Sunday, June 8, 2014

The Student Loan Fiasco

Government policy seems designed to impoverish young people.  One big nail in the coffin of the hopes of the 18-35 age group is the government's policy on student loans.  Loans should be left to the free market.  The government should have no role.  Unfortunately, the government sees things differently.

The result is that loans are automatically granted to teenagers who are contemplating attending college.  Colleges lobby hard to get the government to expand such loan programs and they have been successful.  As usual, government loan programs are expanded in a bi-partisan manner.  There are precious few defenders of free market economics, when it comes to student loan programs.

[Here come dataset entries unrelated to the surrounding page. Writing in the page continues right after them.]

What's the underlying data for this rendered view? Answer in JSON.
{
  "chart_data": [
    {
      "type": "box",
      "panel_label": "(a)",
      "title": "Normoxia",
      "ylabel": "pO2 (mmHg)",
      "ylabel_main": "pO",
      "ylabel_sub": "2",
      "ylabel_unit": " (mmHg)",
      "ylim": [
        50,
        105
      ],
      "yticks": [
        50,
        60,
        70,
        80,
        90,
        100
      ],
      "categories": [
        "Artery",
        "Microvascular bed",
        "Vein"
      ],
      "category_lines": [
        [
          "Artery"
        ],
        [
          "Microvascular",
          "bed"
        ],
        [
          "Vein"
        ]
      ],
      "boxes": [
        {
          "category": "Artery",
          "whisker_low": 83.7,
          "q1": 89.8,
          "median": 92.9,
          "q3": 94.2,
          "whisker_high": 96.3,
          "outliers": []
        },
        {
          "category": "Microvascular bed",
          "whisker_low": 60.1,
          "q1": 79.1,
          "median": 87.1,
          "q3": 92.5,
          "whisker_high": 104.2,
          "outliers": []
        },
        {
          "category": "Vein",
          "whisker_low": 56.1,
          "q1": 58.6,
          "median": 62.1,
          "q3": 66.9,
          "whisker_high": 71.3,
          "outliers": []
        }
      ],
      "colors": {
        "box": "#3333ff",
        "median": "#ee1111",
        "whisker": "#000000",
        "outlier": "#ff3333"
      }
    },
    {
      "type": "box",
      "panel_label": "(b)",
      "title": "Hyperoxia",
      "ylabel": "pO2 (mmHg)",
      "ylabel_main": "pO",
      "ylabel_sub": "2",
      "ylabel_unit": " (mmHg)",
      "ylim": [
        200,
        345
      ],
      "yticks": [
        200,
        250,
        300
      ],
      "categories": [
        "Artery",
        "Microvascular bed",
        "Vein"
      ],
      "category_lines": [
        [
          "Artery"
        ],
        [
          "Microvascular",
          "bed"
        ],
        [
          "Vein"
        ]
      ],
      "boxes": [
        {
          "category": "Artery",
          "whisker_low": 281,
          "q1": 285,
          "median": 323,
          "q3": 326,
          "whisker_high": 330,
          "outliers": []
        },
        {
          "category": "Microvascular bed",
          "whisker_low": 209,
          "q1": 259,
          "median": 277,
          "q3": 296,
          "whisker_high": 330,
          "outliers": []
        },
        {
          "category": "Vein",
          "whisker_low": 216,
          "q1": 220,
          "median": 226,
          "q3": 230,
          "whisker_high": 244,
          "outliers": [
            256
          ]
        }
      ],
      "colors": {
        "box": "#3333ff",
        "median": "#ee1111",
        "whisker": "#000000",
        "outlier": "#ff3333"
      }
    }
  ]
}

These same prospective students, desperate for job training, are forbidden by law from receiving that training on the job (think minimum wage laws), so they turn to community colleges and vocational training schools.  Enter the government. 

The government provides the loans, colleges then jack up tuition and embark on absurd expenditures having nothing to do with education.  Have you visited a college campus lately?  It is ridiculous where the money goes.  Since government makes money available through government loans to impoverished students, the colleges find a way to spend it and jack up tuition ever higher.

So, then what?  Students either drop out or graduate, but the loans remain, a blot on their future.  In today's NYTimes Natalie Kitroeff chronicles in detail what happens to some of these students in "Young and In Debt in NY City."  This is an American tragedy and millions of young Americans are caught in this government-created trap.

As usual, government policies like this mainly affect youngsters in the bottom half of the country's wealth and income profile.  This is part of an apparently determined government effort to eliminate opportunity for those who are born in modest circumstances.  That's why folks like Warren Buffett support this.  It doesn't affect him or anyone that he is ever likely to meet.